Their right, it is indicative of something, but it has nothing to do with golf. Here's the truth...sorry if it hurts you golfer-weirdo's out there: The only reason for golf courses is to build and sell the real estate around them. Period.

Americans, in their hunt for bling, have to be able to look down their noses at someone and say they live on a golf course. It's something Americans have to do, since an ego is one of our traits, and concentration on stuff that isn't important to anyone else but us, like material crap. Then they pull the oldest (nerd) trick in the book, which is take someone golfing, play down the course on their street, then try to act surprised as they exclaim to their guest "wow, I can see my house from the course!" Well of course you can, dipshit, it's 50 feet off the course and you've played that hole a hundred times... Now your guest thinks you're a real jerk too.

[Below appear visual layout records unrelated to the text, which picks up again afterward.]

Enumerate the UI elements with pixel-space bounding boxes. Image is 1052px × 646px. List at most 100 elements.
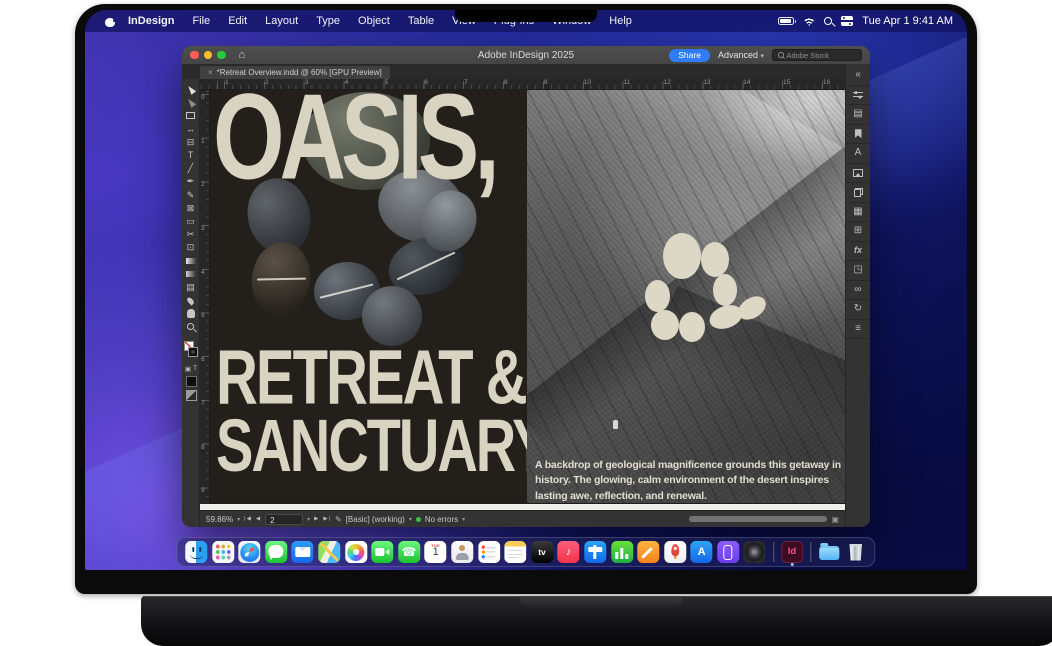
stroke-panel-icon[interactable]: ≡: [846, 320, 871, 340]
gradient-swatch-tool[interactable]: [182, 254, 200, 267]
body-paragraph[interactable]: A backdrop of geological magnificence gr…: [535, 458, 845, 503]
control-center-icon[interactable]: [841, 16, 853, 26]
indesign-dock-icon[interactable]: Id: [781, 541, 803, 563]
preflight-status[interactable]: No errors: [425, 515, 458, 524]
menubar-item[interactable]: Help: [600, 15, 641, 27]
photos-dock-icon[interactable]: [345, 541, 367, 563]
fill-stroke-swatches[interactable]: [182, 340, 200, 362]
free-transform-tool[interactable]: ⊡: [182, 241, 200, 254]
wifi-icon[interactable]: [803, 17, 815, 26]
eyedropper-tool[interactable]: [182, 294, 200, 307]
zoom-dropdown-icon[interactable]: ▾: [237, 516, 240, 523]
app-store-dock-icon[interactable]: A: [691, 541, 713, 563]
finder-dock-icon[interactable]: [185, 541, 207, 563]
launchpad-dock-icon[interactable]: [212, 541, 234, 563]
screen-mode-button[interactable]: [186, 390, 197, 401]
pages-dock-icon[interactable]: [637, 541, 659, 563]
type-tool[interactable]: T: [182, 149, 200, 162]
pencil-tool[interactable]: ✎: [182, 189, 200, 202]
phone-dock-icon[interactable]: ☎: [398, 541, 420, 563]
spread-right-page[interactable]: A backdrop of geological magnificence gr…: [527, 90, 845, 503]
page-tool[interactable]: [182, 109, 200, 122]
preflight-icon[interactable]: ✎: [335, 515, 342, 524]
formatting-toggle-icons[interactable]: ▣T: [185, 365, 197, 373]
search-icon[interactable]: [824, 17, 832, 25]
preflight-dropdown-icon[interactable]: ▾: [409, 516, 412, 523]
trash-dock-icon[interactable]: [845, 541, 867, 563]
messages-dock-icon[interactable]: [265, 541, 287, 563]
menubar-item[interactable]: Type: [307, 15, 349, 27]
paragraph-styles-panel-icon[interactable]: A: [846, 144, 871, 164]
horizontal-ruler[interactable]: 12345678910111213141516: [200, 79, 845, 90]
gap-tool[interactable]: ↔: [182, 123, 200, 136]
vertical-ruler[interactable]: 0123456789: [200, 90, 210, 504]
apply-color-button[interactable]: [186, 376, 197, 387]
calendar-dock-icon[interactable]: 1TUE: [425, 541, 447, 563]
mail-dock-icon[interactable]: [292, 541, 314, 563]
facetime-dock-icon[interactable]: [371, 541, 393, 563]
rocket-app-dock-icon[interactable]: [664, 541, 686, 563]
close-window-button[interactable]: [190, 51, 199, 60]
document-tab[interactable]: × *Retreat Overview.indd @ 60% [GPU Prev…: [200, 66, 390, 79]
align-panel-icon[interactable]: ⊞: [846, 222, 871, 242]
rotate-view-panel-icon[interactable]: ↻: [846, 300, 871, 320]
selection-tool[interactable]: [182, 83, 200, 96]
stroke-swatch[interactable]: [188, 347, 198, 357]
battery-icon[interactable]: [778, 17, 794, 25]
menubar-item[interactable]: Object: [349, 15, 399, 27]
menubar-item[interactable]: InDesign: [119, 15, 183, 27]
properties-panel-icon[interactable]: [846, 86, 871, 106]
adobe-stock-search-input[interactable]: Adobe Stock: [772, 49, 862, 61]
iphone-mirroring-dock-icon[interactable]: [717, 541, 739, 563]
cc-libraries-panel-icon[interactable]: [846, 125, 871, 145]
minimize-window-button[interactable]: [204, 51, 213, 60]
last-page-button[interactable]: ▶|: [323, 516, 331, 522]
expand-panels-icon[interactable]: «: [846, 66, 871, 86]
music-dock-icon[interactable]: ♪: [558, 541, 580, 563]
page-dropdown-icon[interactable]: ▾: [307, 516, 310, 523]
home-screen-icon[interactable]: ⌂: [239, 50, 246, 61]
close-tab-icon[interactable]: ×: [208, 68, 213, 77]
direct-selection-tool[interactable]: [182, 96, 200, 109]
previous-page-button[interactable]: ◀: [256, 516, 261, 522]
next-page-button[interactable]: ▶: [314, 516, 319, 522]
maps-dock-icon[interactable]: [318, 541, 340, 563]
preflight-profile[interactable]: [Basic] (working): [346, 515, 405, 524]
downloads-folder-dock-icon[interactable]: [818, 541, 840, 563]
tv-dock-icon[interactable]: tv: [531, 541, 553, 563]
menubar-item[interactable]: Layout: [256, 15, 307, 27]
keynote-dock-icon[interactable]: [584, 541, 606, 563]
workspace-switcher[interactable]: Advanced ▾: [718, 50, 764, 60]
hand-tool[interactable]: [182, 307, 200, 320]
share-button[interactable]: Share: [669, 49, 710, 62]
layers-panel-icon[interactable]: [846, 183, 871, 203]
reminders-dock-icon[interactable]: [478, 541, 500, 563]
errors-dropdown-icon[interactable]: ▾: [462, 516, 465, 523]
effects-panel-icon[interactable]: fx: [846, 242, 871, 262]
menubar-item[interactable]: Edit: [219, 15, 256, 27]
rectangle-tool[interactable]: ▭: [182, 215, 200, 228]
apple-menu-icon[interactable]: [105, 15, 115, 27]
first-page-button[interactable]: |◀: [244, 516, 252, 522]
hyperlinks-panel-icon[interactable]: ∞: [846, 281, 871, 301]
line-tool[interactable]: ╱: [182, 162, 200, 175]
system-settings-dock-icon[interactable]: [744, 541, 766, 563]
horizontal-scrollbar[interactable]: [689, 516, 827, 522]
content-collector-tool[interactable]: ⊟: [182, 136, 200, 149]
scissors-tool[interactable]: ✂: [182, 228, 200, 241]
safari-dock-icon[interactable]: [238, 541, 260, 563]
spread-left-page[interactable]: OASIS, RETREAT & SANCTUARY: [210, 90, 527, 503]
zoom-window-button[interactable]: [217, 51, 226, 60]
document-canvas[interactable]: OASIS, RETREAT & SANCTUARY: [210, 90, 845, 504]
text-wrap-panel-icon[interactable]: ▦: [846, 203, 871, 223]
contacts-dock-icon[interactable]: [451, 541, 473, 563]
menu-clock[interactable]: Tue Apr 1 9:41 AM: [862, 15, 953, 27]
menubar-item[interactable]: File: [183, 15, 219, 27]
pages-panel-icon[interactable]: ▤: [846, 105, 871, 125]
object-styles-panel-icon[interactable]: ◳: [846, 261, 871, 281]
numbers-dock-icon[interactable]: [611, 541, 633, 563]
menubar-item[interactable]: Table: [399, 15, 443, 27]
pen-tool[interactable]: ✒: [182, 175, 200, 188]
page-number-field[interactable]: 2: [265, 514, 303, 525]
gradient-feather-tool[interactable]: [182, 268, 200, 281]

Nice going.

It's not hard, the interest rates have started to go back up, and the amount of available housing around golf courses has decreased. It's a no-brainer. Besides, after the big attempt to attract John-Q Public to play golf, and seeing as many pairs of cut-off jeans and wife-beaters on the course, people get a bit tired of that kind of thing. The reason for the bandana hanging out of the back pocket is what again? Como? Come to find out, those high-top sneakers and all the Marlboro butts actually are bad for the course.

The hard reality of it is, unless you can afford the real estate, most of the golf courses around nowadays are private, so you're looking at forking-over some dough to play. The public courses are expensive too, and usually chewed-up by all the other golfers and neglected by the owners who put more money into the bar and restaurant than the course. People get tired of having the wife constantly tell them to bring the kids to the pitch-and-putt irons course (so she can go cheat on you for the afternoon), and once they get fairly good at the game, are tired of all the hackers and beer-golfers who screw-up the course and then make nine-holes take three hours.

Hey, it's a great game for senior citizens and corporate types, but if you're a guy who wants to hang with the kids, or do something where the scenery changes and you don't have to look at old women in plaid, try something else. Did you know fishing is the number-one sport in the country, twice as popular as NASCAR, pro sports, and yes, even golf. Why? Because it's not the game that's important, but the people you spend time with while you do them. Write that down.

Take up golf when you're knees finally give out, or you give really want to shine the boss's ass. Chances are he's got a big ass.

Never trust someone who doesn't fish.